The evolution of social networking platforms and rapid increase in the production and exchange of information has served as the basis for the realisation of big data and big data analytics – both of which are the drivers behind business development and brand recognition.
Google’s Executive Chairman Eric Schmidt is on record as having said, “From the dawn of civilisation until 2003, humankind generated five exabytes of data. Now we produce five exabytes every two days … and the pace is accelerating.”
It is quite clear that big data has radically altered the traditional paradigms of marketing, client service and brand development. Yesterday, the brand relied on advertising, launches and gimmick marketing to lock in the customer and sustain a level of service to secure loyalty.
Today, the emphasis is on analytics incorporated into the social network framework, mobile infrastructure and the cloud strengthen word-of-mouth to create brand awareness.
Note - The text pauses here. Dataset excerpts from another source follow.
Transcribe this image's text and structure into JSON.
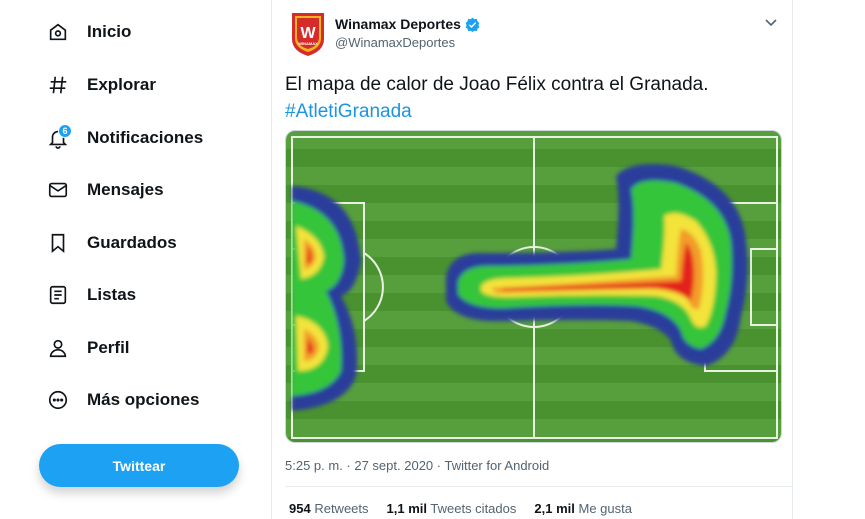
{
  "sidebar": {
    "items": [
      {
        "label": "Inicio",
        "icon": "home-icon"
      },
      {
        "label": "Explorar",
        "icon": "hashtag-icon"
      },
      {
        "label": "Notificaciones",
        "icon": "bell-icon",
        "badge": "6"
      },
      {
        "label": "Mensajes",
        "icon": "envelope-icon"
      },
      {
        "label": "Guardados",
        "icon": "bookmark-icon"
      },
      {
        "label": "Listas",
        "icon": "list-icon"
      },
      {
        "label": "Perfil",
        "icon": "person-icon"
      },
      {
        "label": "Más opciones",
        "icon": "more-circle-icon"
      }
    ],
    "tweet_button": "Twittear"
  },
  "tweet": {
    "author_name": "Winamax Deportes",
    "handle": "@WinamaxDeportes",
    "text": "El mapa de calor de Joao Félix contra el Granada.",
    "hashtag": "#AtletiGranada",
    "timestamp": "5:25 p. m. · 27 sept. 2020 · Twitter for Android",
    "stats": {
      "retweets_count": "954",
      "retweets_label": "Retweets",
      "quotes_count": "1,1 mil",
      "quotes_label": "Tweets citados",
      "likes_count": "2,1 mil",
      "likes_label": "Me gusta"
    },
    "avatar_logo_text": "W",
    "avatar_logo_caption": "WINAMAX"
  },
  "colors": {
    "accent": "#1da1f2",
    "hashtag": "#1b95e0",
    "pitch_green": "#4e9a32",
    "heat_blue": "#2b3e9b",
    "heat_green": "#35c53a",
    "heat_yellow": "#f3e33a",
    "heat_orange": "#f39c2a",
    "heat_red": "#e3231d"
  }
}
Analytics or the ability to extract data and utilise this information strategically adds value in terms of building the brand and the business behind the brand. But, of equal importance, is the ability to use this information to enhance operations.
In an information-centric market, the customer is now in a position to direct and influence companies and not the other way around.
The Moore’s Law influence
Industry analysts have made the point that the increase in volume of data correlates with the product lifecycle as prescribed by Moore’s Law – which, in terms of computer hardware, the number of transistors on integrated circuits doubles about every two years.
There is no doubt about the inherent ability of today’s users to generate huge volumes of data and how this affects brand recognition.
However, in order to truly benefit from this growing trend and reinforce key areas of the business, including customer services and marketing, there is a necessity to understand why big data analytics is taken on board and if it is being applied for the right reasons.
Often businesses are not in a position to take analytics on board – they do not possess the skills or technology to implement solutions or concepts in order to take real advantage.
With this scenario in mind and the escalating levels of data, it is no surprise that cloud has emerged as the catalyst for the adoption and value-added rollout of big data analytics.
This resource makes big data management and adoption easier for business – irrespective of size or scope.
It is difficult to predict the pace of market growth or the ramifications, it is quite clear that big data and the cloud will develop as disruptive technologies.